If you are over 40 and wish to live a long, healthy, productive life, free of dementia, here are a few of the rules. Eat unenriched white rice, unenriched pasta and unenriched white bread — unenriched with iron, that is. Avoid Raisin Bran, Grape Nuts or other iron-enriched cereals. Avoid muffins, doughnuts, cookies, cakes etc. since they are almost always made with iron-enriched flour. And iron should be avoided by the elderly.

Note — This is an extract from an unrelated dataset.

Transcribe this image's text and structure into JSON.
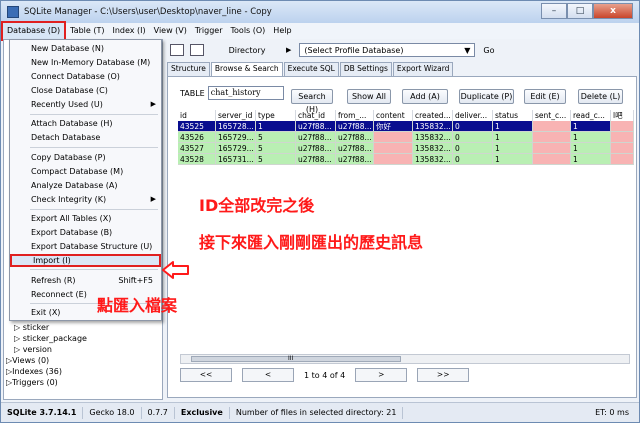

Drink coffee and black, green and jasmine tea (none should be decaffeinated), and red wine (in moderation). Reduce your intake of milk. And of course, eat more beans, fish and seafood. Include herring, sardines and anchovies, all in moderation. Consume less red meat and sugar, but increase consumption of fermented and pickled foods and dried fish. Add Swiss chard, spinach, chicory, kale, leaf lettuce, escarole and borage to your diet and flavor generously with basil, thyme, oregano and marjoram. Eat other vegetables and rustic, dense and chewy sourdough breads.

Enjoy non-sweet fruits, Reduce cheese and canola oil. And keep your weight down.

All this advice comes from Dr. Preston Estep 3rd, a Vineyard visitor this summer and director of gerontology at the Harvard Genome Project. In Japan, where fish and white, unenriched rice are the most important elements in the diet, and where there is little obesity, the average life span for men is 80; for women 87. In the United States, where the diet includes much more red meat, enriched cereals and breads, and where there is considerable obesity, the average lifespan for men is 78; for women 81 or 82.

Residents of France and Italy who live near the Mediterranean Sea and northeast of Madrid, Spain are also long-lived, according to Dr. Estep. The oldest person in Europe today is 117-year-old Emma Morano, who still lives alone in the Italian region of Piedmont and prepares her own meals — largely pasta and eggs, washed down with a little homemade brandy, he said in a recent interview.

But these Southern Europeans, he points out, also largely follow a diet with little red meat and plenty of unenriched carbohydrates.

This is all put forth in Dr. Estep’s book, The Mind Span Diet: Reduce Alzheimer’s Risk, Minimize Memory Loss, and Keep Your Brain Young. Dr. Estep and his wife, Jeanne Calment, were guests recently at Cynthia Riggs’s Cleaveland House in West Tisbury. There, to their delight, they discovered that their co-host, Ms. Riggs’s husband Dr. Howard R. Attebery, in the 1940s had also been interested in the food habits of the Japanese. He had been comparing incidences of colon cancer among Japanese who remained at home on a Japanese diet and Japanese who had moved to the United States. Dr. Attebery, who had retired from work in public health as a dentist for Santa Cruz and Sonoma Counties in California, was doing this under the auspices of the National Institutes of Health. His work involved studying bacteria in the large intestine of both groups.

Dr. Attebery was equally delighted to have Dr. Estep, 56, a fellow scientist who has a degree in genetics from the Harvard Medical School, as a guest at Cleaveland House with whom he could exchange views.

Now 94, Dr. Attebery, still of sound mind (he has been studying Island pond life since his arrival on the Vineyard in 2013) is in full agreement with Dr. Estep’s research. He too believes that what you eat plays an immensely important role in how long and how satisfactorily you live. Red meat is detrimental in one’s diet, both insist. Fish is good, Dr. Attebery agrees. Because he and his wife raise and befriend chickens and guinea hens, they are less likely to favor chicken as a substitute for red meat. (Dr. Estep does consume some poultry). But at Cleaveland House, if the Atteberys do eat chicken, it is never one of their own. Indeed, a favorite family pet is Friendly, a Plymouth Rock hen. She is best friends with Limpy, a guinea hen who had to have a leg amputated, and as a result of her strange gait is shunned by all guinea hens and chickens in the family flocks except Friendly.

Both birds have devoted admirers in their Cleaveland House proprietors — Friendly for comradeship and Limpy for spunk. While the two scientists sat outdoors talking on a recent day, Limpy and Friendly moved happily about, occasionally interrupting the erudite conversation with friendly pecks.

Agreeing with each other that iron-enriched flour poses a grave danger to clear-headed longevity, the two scientists noted that they were now both making their own bread, using unenriched flour.

For those who would like to pursue his dietary advice in the hopes of living a longer, clear-headed life, Dr. Estep ends his book with a section of healthy recipes. They include couscous and tabboleh salads, rice salad Nicoise, zucchini soup, roasted tomato and bean soup, fava bean and eggplant stew, stir fries and grilled salmon. There is even a recipe for sage-roasted chicken (with apologies to Friendly).

Although the Esteps left Cleaveland House at the end of July, they are continuing their summer holiday in Oak Bluffs this month.